The beneficiaries are companies like Enron that are in a position and are willing to use the force of government to engage in a zero-sum game of plunder that ultimately leaves the economy in worse shape, but provides financial windfalls for the resulting “carbon cartel.”

The report also points out that as one of the world's largest suppliers of natural gas ExxonMobil could benefit greatly from Kyoto-style policies that would “most likely affect the coal industry,” reducing its equity values by 30 percent. “ExxonMobil seems to be generously supporting the coal industry rather than its own gas business, for reasons that are not entirely clear.”

But it is crystal clear to those who understand the U.S. energy situation. Coal is an integral part of the U.S. energy mix, used to produce over 50 percent of the electricity consumed in the U.S. There is simply no way that natural gas can replace significant reductions in coal-fired generation. Kyoto-style policies would cripple the coal industry and significantly harm the U.S. economy and all energy consumers, a lose-lose scenario.

Campaign ExxonMobil displays the same myopic thinking that infected Enron. As a major natural-gas distributor Enron could hardly contain its glee over the prospect of looting the Kyoto fallout.
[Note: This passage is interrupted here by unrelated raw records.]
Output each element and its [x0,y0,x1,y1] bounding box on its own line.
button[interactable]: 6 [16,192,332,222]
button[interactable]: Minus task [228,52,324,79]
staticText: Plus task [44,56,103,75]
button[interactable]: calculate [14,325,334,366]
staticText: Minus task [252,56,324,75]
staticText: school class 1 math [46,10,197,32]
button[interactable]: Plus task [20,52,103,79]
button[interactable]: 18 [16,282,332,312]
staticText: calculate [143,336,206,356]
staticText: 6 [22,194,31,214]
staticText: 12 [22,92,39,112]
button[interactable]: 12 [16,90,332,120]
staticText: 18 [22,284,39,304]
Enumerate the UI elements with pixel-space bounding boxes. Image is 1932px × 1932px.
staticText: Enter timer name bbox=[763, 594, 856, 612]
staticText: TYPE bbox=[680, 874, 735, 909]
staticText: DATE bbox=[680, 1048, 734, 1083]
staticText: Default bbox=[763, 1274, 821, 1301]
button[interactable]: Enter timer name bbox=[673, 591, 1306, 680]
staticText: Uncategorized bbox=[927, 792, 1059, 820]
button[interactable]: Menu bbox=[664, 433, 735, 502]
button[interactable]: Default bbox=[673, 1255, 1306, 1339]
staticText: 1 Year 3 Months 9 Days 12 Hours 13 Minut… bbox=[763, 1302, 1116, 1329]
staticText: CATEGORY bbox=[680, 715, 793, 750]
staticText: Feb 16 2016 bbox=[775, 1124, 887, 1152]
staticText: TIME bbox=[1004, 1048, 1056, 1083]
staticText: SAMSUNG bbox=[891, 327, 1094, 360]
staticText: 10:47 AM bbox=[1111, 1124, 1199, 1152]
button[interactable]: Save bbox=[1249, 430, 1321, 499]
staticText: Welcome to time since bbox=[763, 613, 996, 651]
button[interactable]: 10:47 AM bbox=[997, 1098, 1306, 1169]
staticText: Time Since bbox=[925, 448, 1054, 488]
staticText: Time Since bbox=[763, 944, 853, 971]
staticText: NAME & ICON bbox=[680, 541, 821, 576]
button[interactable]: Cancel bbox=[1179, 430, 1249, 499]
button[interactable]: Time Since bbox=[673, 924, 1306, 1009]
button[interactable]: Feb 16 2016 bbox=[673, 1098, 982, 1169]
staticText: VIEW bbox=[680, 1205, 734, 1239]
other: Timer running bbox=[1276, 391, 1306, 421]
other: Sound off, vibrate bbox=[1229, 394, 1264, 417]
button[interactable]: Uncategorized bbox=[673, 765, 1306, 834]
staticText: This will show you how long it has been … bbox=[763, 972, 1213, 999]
In his memo Palmisano also wrote, “if implemented, this agreement will do more to promote Enron's business than will almost any other regulatory initiative outside of restructuring of the energy and natural gas industries in Europe and the United States….”

“The endorsement of emissions trading was another victory for us,” said Palmisano, no doubt referring to Enron's specialty of trading in phony assets. Finally, Palmisano said, “I predict business opportunities within 18 months,” concluding that, “This agreement will be good for Enron stock.”

Of course, we all know what happened to Enron. Instead of focusing on building a sound company, delivering a superior product to customers, and finding ways to become more efficient and cut costs, Enron spent its time and resources on manipulating electricity markets, seeking the praise of environmentalists, lavishing millions of dollars on politicians and seeing how it could beat its competitors through government regulation and sleight of hand. Even odder is the endorsement of this the type of cutthroat, winner-take-all competition by leftist environmentalists.